Disaster On Everest Marks Deadliest Day In Mountain's History
AUDIE CORNISH, HOST:
Just ahead of peak climbing season on Mount Everest, tragedy has struck once again. At least 12 local climbers are dead and several more or missing after a massive avalanche this morning. The climbers, Nepalese Sherpas, were setting up ropes along a dangerous stretch of slope used by adventure tourism companies. This is looking to be the deadliest day in Mount Everest's history and the worst accident since 1996 when eight climbers died in a blizzard.
Grayson Schaffer, senior editor and writer for Outside Magazine last year wrote a story that raises questions about the tough working conditions and minimal insurance coverage for Nepalese workers, who are the backbone of the mountaineering business in that part of the world. Grayson Schaffer joins us now. Welcome to the program.
GRAYSON SCHAFFER: Thanks for having me, Audie.
CORNISH: Now, as we mentioned, the Sherpas killed today were out preparing a well-known route, the South Call. Tell us what's involved in that and just how dangerous is this work?
SCHAFFER: Yeah, this is the main route up Everest. This is the route that Edmund Hillary and Tenzing Norgay pioneered. And the first thing that you hit out of base camp is called the Khumbu ice fall and it's one of the most dangerous features on the mountain. It's this kind of hanging glacier. The ice fall itself is sort of prone to collapses where it's just these sort of teetering blocks of ice. And then above all of that is the west shoulder of Everest which is also covered in ice that's constantly avalanching.

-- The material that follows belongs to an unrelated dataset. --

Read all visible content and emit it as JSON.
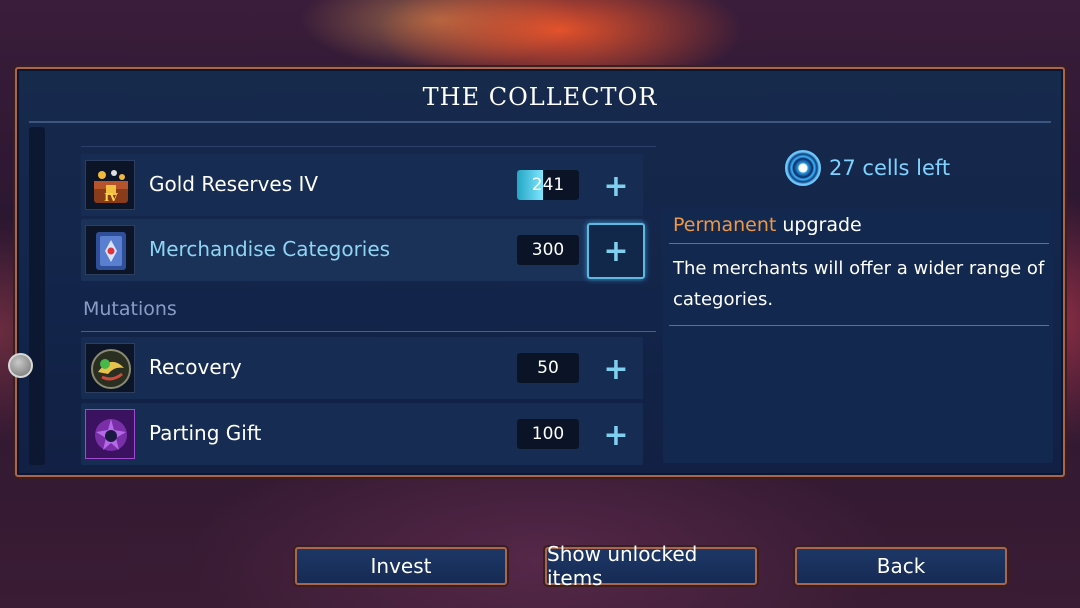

And so every day they'll have avalanches come down off of the west shoulder of Everest. Now most of the time those avalanches sort of go by harmlessly. But, you know, in recent years when you have 5-, 600 people on Mount Everest, all of a sudden you're putting a lot more people in the shooting gallery. This morning it just happened that there was an avalanche right during what is Everest rush hour at about 6:30 in the morning when all the Sherpas were carrying their loads up to camp one and camp two to stock those higher camps.
CORNISH: Now you've reported extensively on this community. Give us some context about how important this work is for these people.

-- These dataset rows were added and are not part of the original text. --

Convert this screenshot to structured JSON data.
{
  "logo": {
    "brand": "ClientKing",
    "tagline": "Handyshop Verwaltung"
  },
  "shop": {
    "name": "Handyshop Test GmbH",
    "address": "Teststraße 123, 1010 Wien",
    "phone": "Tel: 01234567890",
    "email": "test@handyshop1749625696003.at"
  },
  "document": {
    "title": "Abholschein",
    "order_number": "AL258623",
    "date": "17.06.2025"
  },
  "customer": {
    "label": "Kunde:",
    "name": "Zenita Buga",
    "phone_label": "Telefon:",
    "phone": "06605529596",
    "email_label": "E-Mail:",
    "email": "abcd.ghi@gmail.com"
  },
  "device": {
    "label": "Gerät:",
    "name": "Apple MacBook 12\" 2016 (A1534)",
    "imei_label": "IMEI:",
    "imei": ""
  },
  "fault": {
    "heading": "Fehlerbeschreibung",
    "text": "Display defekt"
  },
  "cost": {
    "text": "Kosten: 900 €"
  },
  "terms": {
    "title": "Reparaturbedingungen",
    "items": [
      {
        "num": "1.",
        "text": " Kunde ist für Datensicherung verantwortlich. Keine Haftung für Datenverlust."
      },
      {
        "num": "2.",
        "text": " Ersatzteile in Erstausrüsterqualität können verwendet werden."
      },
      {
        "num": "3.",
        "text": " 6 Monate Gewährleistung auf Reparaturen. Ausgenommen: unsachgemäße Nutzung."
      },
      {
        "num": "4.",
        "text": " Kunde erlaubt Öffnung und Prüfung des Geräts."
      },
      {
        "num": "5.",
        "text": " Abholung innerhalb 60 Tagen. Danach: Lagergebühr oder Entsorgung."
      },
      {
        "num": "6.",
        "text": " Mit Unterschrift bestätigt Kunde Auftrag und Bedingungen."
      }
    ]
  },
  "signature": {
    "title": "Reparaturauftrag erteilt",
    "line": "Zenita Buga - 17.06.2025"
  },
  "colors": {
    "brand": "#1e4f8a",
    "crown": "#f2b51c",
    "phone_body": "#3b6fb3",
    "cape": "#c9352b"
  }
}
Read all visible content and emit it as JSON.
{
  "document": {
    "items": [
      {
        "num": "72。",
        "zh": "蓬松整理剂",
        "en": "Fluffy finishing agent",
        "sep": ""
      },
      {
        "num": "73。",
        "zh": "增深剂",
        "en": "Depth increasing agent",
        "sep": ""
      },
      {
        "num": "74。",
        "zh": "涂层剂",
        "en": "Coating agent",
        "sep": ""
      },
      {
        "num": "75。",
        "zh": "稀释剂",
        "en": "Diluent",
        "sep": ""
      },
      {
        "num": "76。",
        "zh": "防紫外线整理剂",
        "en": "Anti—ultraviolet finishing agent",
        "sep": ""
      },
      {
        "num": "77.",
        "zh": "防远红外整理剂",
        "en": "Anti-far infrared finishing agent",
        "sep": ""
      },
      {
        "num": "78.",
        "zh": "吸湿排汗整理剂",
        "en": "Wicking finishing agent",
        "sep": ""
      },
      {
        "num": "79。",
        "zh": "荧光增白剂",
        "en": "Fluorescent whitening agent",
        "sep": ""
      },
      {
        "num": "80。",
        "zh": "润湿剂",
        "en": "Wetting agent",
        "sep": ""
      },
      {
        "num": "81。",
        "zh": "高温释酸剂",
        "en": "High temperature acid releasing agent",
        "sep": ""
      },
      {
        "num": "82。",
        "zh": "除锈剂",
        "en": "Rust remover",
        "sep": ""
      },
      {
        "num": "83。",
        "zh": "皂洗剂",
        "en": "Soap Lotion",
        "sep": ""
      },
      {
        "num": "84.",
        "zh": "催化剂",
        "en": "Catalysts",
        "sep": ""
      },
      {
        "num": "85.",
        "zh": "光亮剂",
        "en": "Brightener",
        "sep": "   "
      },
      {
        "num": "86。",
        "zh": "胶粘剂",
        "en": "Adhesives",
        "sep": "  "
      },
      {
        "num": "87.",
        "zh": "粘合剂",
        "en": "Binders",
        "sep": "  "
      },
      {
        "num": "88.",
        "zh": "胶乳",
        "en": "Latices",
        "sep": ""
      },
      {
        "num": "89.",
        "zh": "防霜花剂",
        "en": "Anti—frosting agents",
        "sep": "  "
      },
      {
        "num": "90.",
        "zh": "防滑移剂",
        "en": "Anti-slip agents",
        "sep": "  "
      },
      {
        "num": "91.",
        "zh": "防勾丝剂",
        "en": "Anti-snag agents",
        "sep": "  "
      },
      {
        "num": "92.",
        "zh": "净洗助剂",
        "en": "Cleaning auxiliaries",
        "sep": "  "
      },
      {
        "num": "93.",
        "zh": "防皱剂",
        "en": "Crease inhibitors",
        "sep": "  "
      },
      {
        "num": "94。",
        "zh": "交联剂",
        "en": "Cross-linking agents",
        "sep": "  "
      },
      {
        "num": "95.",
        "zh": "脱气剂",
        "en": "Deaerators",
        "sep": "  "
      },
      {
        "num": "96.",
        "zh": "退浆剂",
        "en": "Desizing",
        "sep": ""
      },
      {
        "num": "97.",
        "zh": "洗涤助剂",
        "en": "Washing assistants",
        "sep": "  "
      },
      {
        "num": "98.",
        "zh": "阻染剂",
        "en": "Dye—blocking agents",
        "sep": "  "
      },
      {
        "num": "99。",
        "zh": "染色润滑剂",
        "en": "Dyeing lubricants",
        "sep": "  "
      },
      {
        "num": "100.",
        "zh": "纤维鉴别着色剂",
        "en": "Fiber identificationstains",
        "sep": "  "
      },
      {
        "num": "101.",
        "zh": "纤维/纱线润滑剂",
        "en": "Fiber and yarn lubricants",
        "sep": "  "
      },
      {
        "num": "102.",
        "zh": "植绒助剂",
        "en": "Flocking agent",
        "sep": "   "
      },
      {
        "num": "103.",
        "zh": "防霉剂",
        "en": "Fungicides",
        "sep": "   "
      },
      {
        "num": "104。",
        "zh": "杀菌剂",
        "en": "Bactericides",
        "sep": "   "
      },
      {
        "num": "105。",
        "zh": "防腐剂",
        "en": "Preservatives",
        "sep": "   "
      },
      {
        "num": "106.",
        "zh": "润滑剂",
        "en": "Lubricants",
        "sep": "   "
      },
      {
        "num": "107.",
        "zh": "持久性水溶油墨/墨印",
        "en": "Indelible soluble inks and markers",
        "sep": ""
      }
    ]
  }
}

SCHAFFER: Well, being a porter on Everest is probably the best job going if you're a Sherpa in the Khumbu region and you want to stay and work where you live. You can make between $2- and $6,000 in a climbing season. You know, this is in a country where the median income is still around $550 or $600 a year. So the guys who are strong enough and fit enough to do this work make enough money to support not only their own families, but much of their extended families.
CORNISH: But what happens to these families when high altitude porters die on the mountain?
SCHAFFER: Well, this is sort of, you know, the unseen tragedy of Mount Everest, which is the fallout back in the villages. I mean, these villages in the Khumbu are tiny, 40 or 50 houses. And in each of these villages there are houses with missing men where widows and orphans have had their husbands and fathers taken from them by the mountain. When a Sherpa dies, there's usually an insurance payment. In years past it's been about $4,000.
Just for this season the government raised the minimum requirements to about $11,000. But that's still - you're talking about $11,000 that needs to go to replace the income a worker would have for 10 or 20 years. There's a huge ripple effect that goes unseen by the climbing world. And, you know, if - many of the outfitters are intimately familiar with it but when you get down to the level of the doctors and lawyers and CEOs who climb with these companies, many fewer of them actually see what happens when a climber is lost in the mountains like this.
CORNISH: Doctors, lawyers, CEOs, you're referring to the clients, right, the people who are actually the tourists here.
SCHAFFER: That's right, the sorts of type A kind of personalities who have the means to pay $50- to $90,000 at the high end to go and climb the mountain. In many cases it creates this sort of fraught scenario where Western clients essentially outsource a lot of the risk that they would normally take to these local Sherpas to carry their equipment and gear up the mountain.
CORNISH: At the same time, would people consider ending the business, doing away with Sherpa involvement in commercial expeditions?
SCHAFFER: Well, that's the difficult question because certainly nobody, least of all the Sherpas, want to end this work. These are really good jobs for these guys and they've elevated the Sherpas to a near celebrity status as an ethnicity. But I think a lot of people are trying to work in different ways to try and make it safer.
But the reality is that the mountain is the mountain. And even if you get fitter, you can get better gear, you can get better science, you can't change the fact that there are avalanches that come down this mountain every single day. And if you put a critical mass of people on this mountain, there's a sense of inevitability that comes with these kinds of tragedies.
CORNISH: That's Grayson Schaffer. He's senior editor and writer for Outside Magazine. Thanks so much for talking with us.